The company announced last week that all hardware – including handsets – will now be produced by partner businesses as it focuses on the development of communications and security software in an attempt to reverse its losses.
That announcement preceded by eight days Google’s launch of its own-brand Pixel smartphone, which is intended to take on Apple’s new iPhone 7.
BlackBerry’s decline has been precipitous. The company reached its peak of around 85m users in 2013, but the writing might already have been on the wall. Before the march of the super smartphones, BlackBerry was the go-to handset for a highly-valuable young audience because of its encrypted BBM messaging service. But soon after its peak, Apple’s iOS and Google’s Android platforms started to apply significant pressure to BlackBerry as they – and a number of other new handset manufacturers – started to make phones appropriate for business use. From a hardware and UI perspective, BlackBerry couldn’t keep up with its competitors, and in late 2013, BlackBerry ported its BBM service to iOS and Android. This may have been an attempt to keep the messaging service relevant to a modern generation, but it also removed a significant reason to own a BlackBerry handset.

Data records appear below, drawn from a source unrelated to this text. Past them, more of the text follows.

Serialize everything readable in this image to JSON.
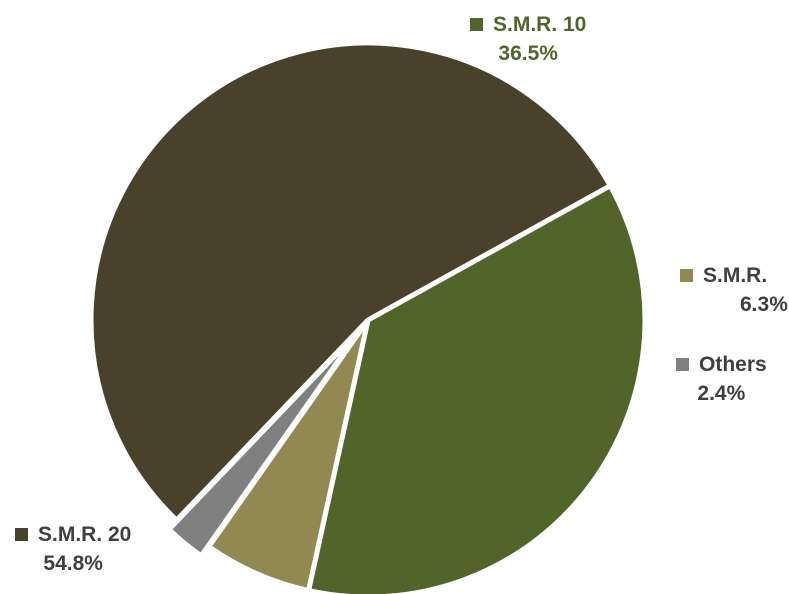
{
  "chart_data": {
    "type": "pie",
    "start_angle_deg": 61,
    "direction": "clockwise",
    "slices": [
      {
        "name": "S.M.R. 10",
        "value": 36.5,
        "label": "36.5%",
        "color": "#51652a",
        "label_color": "#51652a",
        "exploded": false
      },
      {
        "name": "S.M.R.",
        "value": 6.3,
        "label": "6.3%",
        "color": "#928851",
        "label_color": "#3f3f3f",
        "exploded": false
      },
      {
        "name": "Others",
        "value": 2.4,
        "label": "2.4%",
        "color": "#808080",
        "label_color": "#3f3f3f",
        "exploded": true
      },
      {
        "name": "S.M.R. 20",
        "value": 54.8,
        "label": "54.8%",
        "color": "#4a412b",
        "label_color": "#3f3f3f",
        "exploded": false
      }
    ],
    "legend": "none",
    "background": "#ffffff"
  }
}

It was a vicious circle: dwindling user numbers meant app developers start to pass BlackBerry by; then fewer users turned to BlackBerry because of the limited number of apps the platform could run. BlackBerry fell into a cycle of handset and OS changes. These included the removal of the iconic keyboard buttons, and ultimately a complete OS migration to the Android system. When Apple added automatic end-to-end encryption in its iMessage service with the introduction of iOS 8 in 2014, there seemed even less reason for anyone to buy a BlackBerry. The announcement of the death of BlackBerry handsets came last week, with subscribers reportedly down to around 23m, compared to an estimated one billion Apple devices in use globally.
So, without BlackBerry, what is the new direction of travel for business use smartphones?
It could just be in partnerships.
On the same day that news about BlackBerry’s change of direction broke, Apple and consulting firm Deloitte & Touche announced a new partnership called Enterprise Next – where more than 5,000 Deloitte advisers will advise clients on how to make better use of Apple products and services.
“iPhone and iPad are transforming how people everywhere get work done,” Apple CEO Tim Cook said in a statement. “And through this partnership, we’re able to help even more businesses tap into the incredible capabilities that only the Apple ecosystem can deliver.”
Deloitte’s own workforce already has over 100,000 iOS devices in use, running 75 custom apps, demonstrating that the days of iOS hardware failing on compatibility grounds with various enterprise systems could be behind us.
In fact, as CNET points out, Apple has recently announced a number of enterprise partnerships – including deals with IBM, Cisco and SAP – as a way of cementing is foothold on the business smartphone market.
It is smart business; first Apple makes devices that can talk to each other and make it easy for its consumer customers to use – and next it starts to forge alliances, to talk to other firms, to make doing complex business tasks on your phone just as easy as socialising. We’ll have to wait and see how Google’s new phone integrates with other technologies, specifically enterprise technology that Google doesn’t yet own, but they have a lot of ground to make up.
But, as the BlackBerry story shows, first mover advantage is not always decisive. Apple will have to stay on its toes and keep thinking creatively about its approach to protect its market share.